A replicated pool is created and set as a cache tier for the erasure coded pool. An agent demotes objects (i.e. moves them from the replicated pool to the erasure-coded pool) if they have not been accessed in a week.

The erasure-coded pool CRUSH rule targets hardware designed for cold storage with high latency and slow access time. The replicated pool CRUSH rule targets faster hardware to provide better response times.

廉价的多数据中心存储

Ten datacenters are connected with dedicated network links. Each datacenter contains the same amount of storage with no power-supply backup and no air-cooling system.

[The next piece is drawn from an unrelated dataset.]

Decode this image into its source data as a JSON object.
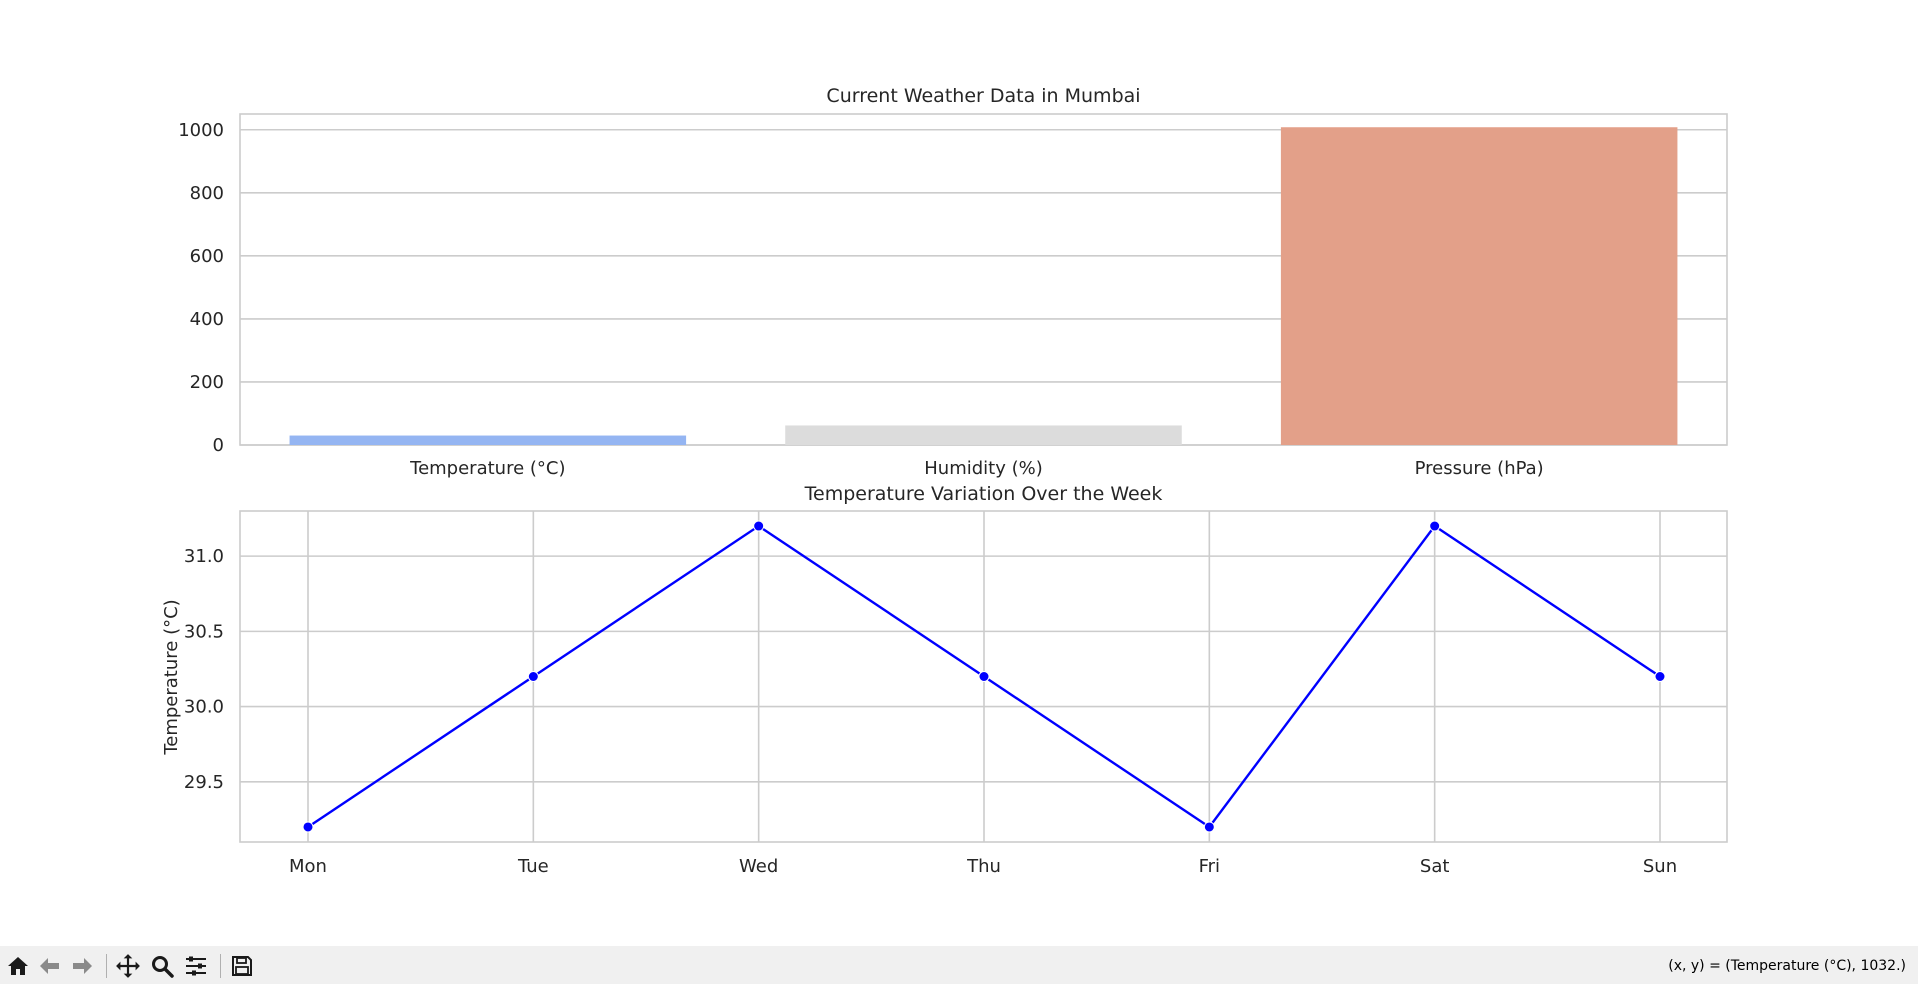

An erasure-coded pool is created with a CRUSH rule that will ensure no data loss if at most three datacenters fail simultaneously. The overhead is 50% with erasure code configured to split data in six (k=6) and create three coding chunks (m=3). With replication the overhead would be 400% (four replicas).

Interface

Set up an erasure-coded pool:

$ ceph osd pool create ecpool erasure

Set up an erasure-coded pool and the associated CRUSH rule ecrule:

$ ceph osd crush rule create-erasure ecrule
$ ceph osd pool create ecpool erasure default ecrule

Set the CRUSH failure domain to osd (instead of host, which is the default):

$ ceph osd erasure-code-profile set myprofile \
    crush-failure-domain=osd
$ ceph osd erasure-code-profile get myprofile
k=2
m=2
plugin=jerasure
technique=reed_sol_van
crush-failure-domain=osd
$ ceph osd pool create ecpool erasure myprofile

Control the parameters of the erasure code plugin:

$ ceph osd erasure-code-profile set myprofile \
    k=3 m=2
$ ceph osd erasure-code-profile get myprofile
k=3
m=2
plugin=jerasure
technique=reed_sol_van
$ ceph osd pool create ecpool erasure myprofile

Choose an alternate erasure code plugin:

$ ceph osd erasure-code-profile set myprofile \
    plugin=example technique=xor
$ ceph osd erasure-code-profile get myprofile
k=2
m=2
plugin=example
technique=xor
$ ceph osd pool create ecpool 12 12 erasure \
    myprofile

Display the default erasure code profile:

$ ceph osd erasure-code-profile ls
default
$ ceph osd erasure-code-profile get default
k=2
m=2
plugin=jerasure
technique=reed_sol_van

Create a profile to set the data to be distributed on six OSDs (k+m=6) and sustain the loss of three OSDs (m=3) without losing data:

$ ceph osd erasure-code-profile set myprofile k=3 m=3
$ ceph osd erasure-code-profile get myprofile
k=3
m=3
plugin=jerasure
technique=reed_sol_van
$ ceph osd erasure-code-profile ls
default
myprofile

Remove a profile that is no longer in use (otherwise it will fail with EBUSY):

$ ceph osd erasure-code-profile ls
default
myprofile
$ ceph osd erasure-code-profile rm myprofile
$ ceph osd erasure-code-profile ls
default

Set the rule to ssd (instead of default):

$ ceph osd erasure-code-profile set myprofile \
    crush-root=ssd
$ ceph osd erasure-code-profile get myprofile
k=2
m=2
plugin=jerasure
technique=reed_sol_van
crush-root=ssd